Problems tend to compound. If you make a mistake in one place and don't fix it immediately, you can't determine whether future additions are correct.
This leads to a pretty miserable experience getting started - people should be focused on learning how to make an amazingly cool thing in their browser, but instead they get frustrated trying to figure out why the page doesn't look right.
Let's Make Things A Little Less Awful
What can we do to help? The existing tools to help people catch HTML mistakes aren't great. Syntax highlighting helps a little, but sometimes the errors look as pretty as the actual text. XML validators are okay, but tools like HTML Validator spew out red herrings as often as they do real answers. Plus, you have to do work - open the link, copy your HTML in, read the output - to use it.
We can do better. Most of the failures of the current tools are due to the complexity of HTML - which, if you are using all of the features, is Turing complete. But new users are rarely exercising the full complexity of HTML5 - they are trying to learn the principles. Furthermore the mistakes they are making follow a Pareto distribution - a few problems cause the majority of the mistakes.
Catching Mistakes Right Away
To help with these problems I've written an validator which checks for the most common error types, and displays feedback to the user immediately when they refresh the page - so they can instantly find and correct mistakes. It works in the browser, on the page you're working with, so you don't have to do any extra work to validate your file.
Best of all, you can drop it into your HTML file in one line:
</p> <script type="text/javascript" src="https://raw.github.com/kevinburke/tecate/master/tecate.js"></script> <p>
Then if there's a problem with your HTML, you'll start getting nice error messages, like this:
Read more about it here, and use it in your next tutorial. I hope you like it, and I hope it helps you with debugging HTML!
It's not perfect - there are a lot of improvements to be made, both in the errors we can catch and on removing false positives. But I hope it's a start.

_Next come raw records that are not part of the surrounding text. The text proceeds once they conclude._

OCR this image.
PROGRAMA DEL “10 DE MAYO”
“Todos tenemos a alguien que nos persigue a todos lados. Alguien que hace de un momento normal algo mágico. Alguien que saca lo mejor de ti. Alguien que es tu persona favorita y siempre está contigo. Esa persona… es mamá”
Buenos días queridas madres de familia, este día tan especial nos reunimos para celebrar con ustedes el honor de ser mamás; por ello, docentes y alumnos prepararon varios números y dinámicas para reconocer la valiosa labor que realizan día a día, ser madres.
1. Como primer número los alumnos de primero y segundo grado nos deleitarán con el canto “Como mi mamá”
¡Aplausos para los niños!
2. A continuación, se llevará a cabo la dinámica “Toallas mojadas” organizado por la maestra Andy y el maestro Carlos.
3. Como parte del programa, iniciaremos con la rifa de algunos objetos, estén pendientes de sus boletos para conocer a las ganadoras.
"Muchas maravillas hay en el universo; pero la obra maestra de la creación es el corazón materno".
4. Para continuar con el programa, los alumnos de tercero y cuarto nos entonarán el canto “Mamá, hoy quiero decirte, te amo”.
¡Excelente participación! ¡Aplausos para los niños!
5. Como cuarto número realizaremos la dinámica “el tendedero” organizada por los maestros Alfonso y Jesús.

PS: Because the browser will edit the DOM tree to wipe the mistakes users make, I have to use raw regular expressions to check for errors. I have a feeling I will come to regret this. After all, when parsing HTML with regex, it's clear that the <center> cannot hold. I am accepting this tool will give wrong answers on some HTML documents; I am hoping that the scope of documents turned out by beginning HTML users is simple enough that the center can hold.
Liked what you read? I am available for hire.

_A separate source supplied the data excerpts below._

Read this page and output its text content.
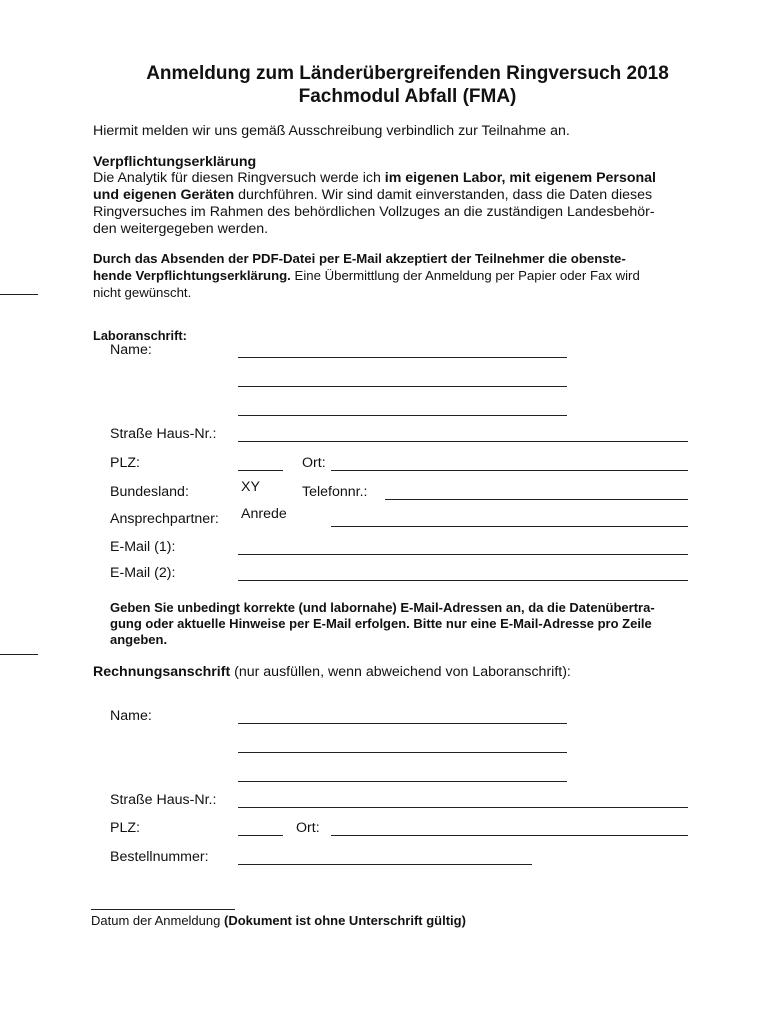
Anmeldung zum Länderübergreifenden Ringversuch 2018
Fachmodul Abfall (FMA)
Hiermit melden wir uns gemäß Ausschreibung verbindlich zur Teilnahme an.
Verpflichtungserklärung
Die Analytik für diesen Ringversuch werde ich im eigenen Labor, mit eigenem Personal
und eigenen Geräten durchführen. Wir sind damit einverstanden, dass die Daten dieses
Ringversuches im Rahmen des behördlichen Vollzuges an die zuständigen Landesbehör-
den weitergegeben werden.
Durch das Absenden der PDF-Datei per E-Mail akzeptiert der Teilnehmer die obenste-
hende Verpflichtungserklärung. Eine Übermittlung der Anmeldung per Papier oder Fax wird
nicht gewünscht.
Laboranschrift:
Name:
Straße Haus-Nr.:
PLZ:	Ort:
Bundesland:	XY	Telefonnr.:
Ansprechpartner: Anrede
E-Mail (1):
E-Mail (2):
Geben Sie unbedingt korrekte (und labornahe) E-Mail-Adressen an, da die Datenübertra-
gung oder aktuelle Hinweise per E-Mail erfolgen. Bitte nur eine E-Mail-Adresse pro Zeile
angeben.
Rechnungsanschrift (nur ausfüllen, wenn abweichend von Laboranschrift):
Name:
Straße Haus-Nr.:
PLZ:	Ort:
Bestellnummer:
Datum der Anmeldung (Dokument ist ohne Unterschrift gültig)
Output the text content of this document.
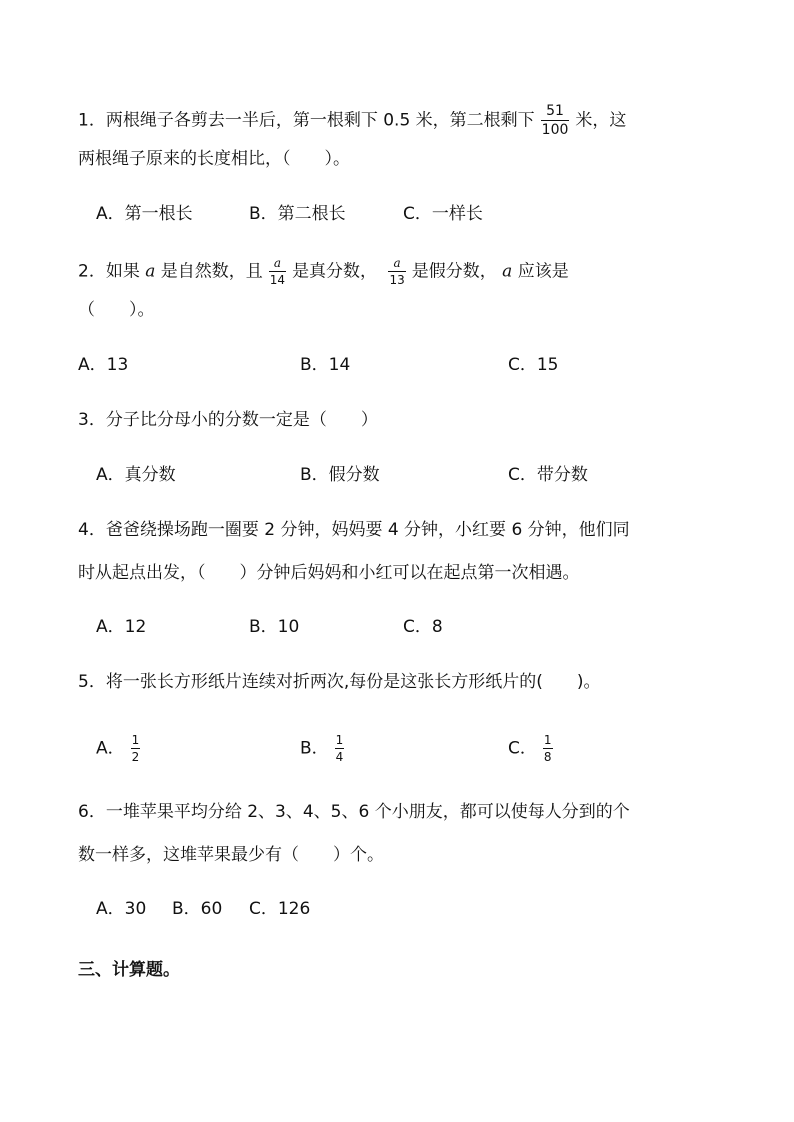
1．两根绳子各剪去一半后，第一根剩下 0.5 米，第二根剩下 $\frac{51}{100}$ 米，这
两根绳子原来的长度相比，（　　）。
A．第一根长	B．第二根长	C．一样长
2．如果 a 是自然数，且 $\frac{a}{14}$ 是真分数， $\frac{a}{13}$ 是假分数， a 应该是
（　　）。
A．13	B．14	C．15
3．分子比分母小的分数一定是（　　）
A．真分数	B．假分数	C．带分数
4．爸爸绕操场跑一圈要 2 分钟，妈妈要 4 分钟，小红要 6 分钟，他们同
时从起点出发，（　　）分钟后妈妈和小红可以在起点第一次相遇。
A．12	B．10	C．8
5．将一张长方形纸片连续对折两次,每份是这张长方形纸片的(　　)。
A． $\frac{1}{2}$	B． $\frac{1}{4}$	C． $\frac{1}{8}$
6．一堆苹果平均分给 2、3、4、5、6 个小朋友，都可以使每人分到的个
数一样多，这堆苹果最少有（　　）个。
A．30 B．60 C．126
三、计算题。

Thank you for this awesome validator! Q: what is the difference of this validator to a w3c html validator
The HTML validator cares too much about adhering to the HTML spec – it reports *too* many errors, for things like an X-UA-Compatible header for example, which is not fully compliant with the HTML5 spec. This makes it hard for newbs to pick out the actual errors that are causing their doc to show up in all italics, for example.
Great idea!Im going to recommend this my students
Kevin, this is awesome! Thanks for sharing this, I’m passing it along to my coworkers for sure.
I agree. Having recently been teaching my girlfriend HTML I was surprised by how much minutia there was in it. After a while you don’t notice the little things.
Also, I had no idea HTML is now Turing complete. :-)
Well, it looks like there is still some work to do, but I applaud the project. Attribute class=”red square” causes an error, for example. You picked a tough problem!
Yep – Going to fix it tonight: https://github.com/kevinburke/tecate/issues/9
Amazing idea. I’m going to start using this in some of my projects. Thanks for making it!
Could you get your program to find the error here?
Only one of these works:
alert(“XML file loaded!”);
alert(“XML file loaded!”);
The one that fails was copied from a pdf book.
Ouch! Now neither works. It’s all to do with the quote marks.
Fixed now!
Hey, this is cool.. thanks!
why not using schema validation,
thats why we use xml no?
Hi,
In my experience HTML schema validators tend to throw up warnings for a lot of things that aren’t really problems. For example, html validators warn about the Google+ meta tag, about an invalid setting for X-UA-Compatible, also that your images don’t have alt=”” declarations, and none of these are really problems compared to missing a closing div tag.